Not all roux’s are created equally. Despite the unique, delicious flavor of a flour/oil roux, it isn’t suitable for all dishes. You can make a roux from flour/butter and though the process is the same the resulting taste is quite different. A proper bisque requires a creamier base, usually seafood stock with milk or cream, and can require a fair amount of preparation. Since we are concerned with shortening time and effort, we will take a few shortcuts and still end up with a gourmet quality soup. It is a little more effort than the other recipes but well worth it. At least a dozen times every year people call me requesting that I prepare this.

12oz – 16oz frozen cooked and prepared seafood (crawfish is my favorite but shrimp or lobster is fine)
1 can of chipped crab meat (the cheap stuff, not the expensive lump meat)
2/3 stick of butter
½ of a medium sweet onion – chopped
¼ cup of white flour
1 pint of heavy whipping cream
1 to 1-1/2 quarts of whole milk
6 chicken boullion cubes
1 capfull of Zataran’s liquid crab boil
1 teaspoon of ground cayenne pepper
1 tablespoon of chopped garlic or 1 teaspoon of powdered garlic

Melt the butter in a stock pot over medium heat. Toss in the chopped onion and garlic, then stir. Make sure the onion/garlic is well coated in butter and stir occasionally until the onion starts to become clear.

Sprinkle the flour over the butter/onion with your hand. Swish around with your spoon until the flour is saturated with butter and evenly mixed in. Keep stirring and cooking until you see your butter going from yellow to a light tan. Don’t let the flour stick to the pot or darken too much. You have just made a blonde roux with onions and garlic.

Quickly pour in the pint of heavy whipping cream that you had open and sitting in easy reach. Swish around with a whisk and scrape the bottom of the pot until all of the roux is evenly mixed. Pour in your milk. Toss in the chicken boullion, cayenne, liquid crab boil, and the can of crab meat. Note that the crab meat has a small piece of paper in it. Don’t put the paper in your soup, but make sure you do put the liquid from the can in with the meat.

Homemade Seafood Bisque with Cream and Parsley

Stir this well and turn the heat up to medium high. Bring it to a boil and keep stirring constantly. After it begins to boil count slowly to 30 while you stir, making sure nothing sticks to the bottom of the pot, and watch carefully that the pot doesn’t boil over. If it appears that the pot may boil over simply remove from heat and turn heat down before putting the pot back on. After you have counted to 30 with the pot boiling, turn the heat down to simmer, and stir in your seafood meat. Make sure you put all of the liquid from the seafood in with the meat.

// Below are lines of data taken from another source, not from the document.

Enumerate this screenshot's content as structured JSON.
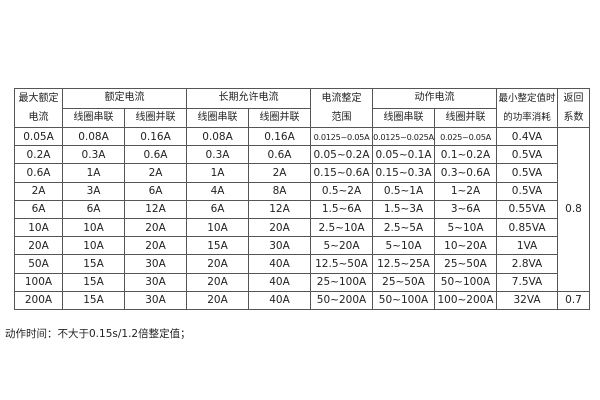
{
  "table": {
    "headers": {
      "max_rated": "最大额定电流",
      "rated_current": "额定电流",
      "long_term": "长期允许电流",
      "setting_range": "电流整定范围",
      "action_current": "动作电流",
      "min_power": "最小整定值时的功率消耗",
      "return_coef": "返回系数",
      "series": "线圈串联",
      "parallel": "线圈并联"
    },
    "rows": [
      [
        "0.05A",
        "0.08A",
        "0.16A",
        "0.08A",
        "0.16A",
        "0.0125~0.05A",
        "0.0125~0.025A",
        "0.025~0.05A",
        "0.4VA"
      ],
      [
        "0.2A",
        "0.3A",
        "0.6A",
        "0.3A",
        "0.6A",
        "0.05~0.2A",
        "0.05~0.1A",
        "0.1~0.2A",
        "0.5VA"
      ],
      [
        "0.6A",
        "1A",
        "2A",
        "1A",
        "2A",
        "0.15~0.6A",
        "0.15~0.3A",
        "0.3~0.6A",
        "0.5VA"
      ],
      [
        "2A",
        "3A",
        "6A",
        "4A",
        "8A",
        "0.5~2A",
        "0.5~1A",
        "1~2A",
        "0.5VA"
      ],
      [
        "6A",
        "6A",
        "12A",
        "6A",
        "12A",
        "1.5~6A",
        "1.5~3A",
        "3~6A",
        "0.55VA"
      ],
      [
        "10A",
        "10A",
        "20A",
        "10A",
        "20A",
        "2.5~10A",
        "2.5~5A",
        "5~10A",
        "0.85VA"
      ],
      [
        "20A",
        "10A",
        "20A",
        "15A",
        "30A",
        "5~20A",
        "5~10A",
        "10~20A",
        "1VA"
      ],
      [
        "50A",
        "15A",
        "30A",
        "20A",
        "40A",
        "12.5~50A",
        "12.5~25A",
        "25~50A",
        "2.8VA"
      ],
      [
        "100A",
        "15A",
        "30A",
        "20A",
        "40A",
        "25~100A",
        "25~50A",
        "50~100A",
        "7.5VA"
      ],
      [
        "200A",
        "15A",
        "30A",
        "20A",
        "40A",
        "50~200A",
        "50~100A",
        "100~200A",
        "32VA"
      ]
    ],
    "return_coef_values": [
      "0.8",
      "0.7"
    ]
  },
  "footnote": "动作时间：不大于0.15s/1.2倍整定值；"
}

The bisque should thicken as it cools.

If you want to fancy it up serve in a bowl and sprinkle with fresh chopped green onion or chives and some garlic bread. Otherwise just serve in a bowl.

*Some people like whole kernel corn in their seafood bisque. If you are one of those people, simply add a can of whole kernel corn after you have completed the process. If you want it creamier still or to add a slightly different flavor you can add in a half-cup of sour cream or cream cheese.

This is NOT a low carb dish but is so creamy and delicious that it will become a favorite. If you have all of your ingredients out and a relatively clean kitchen, a pot, knife, and whisk handy you can whip this up in under twenty minutes.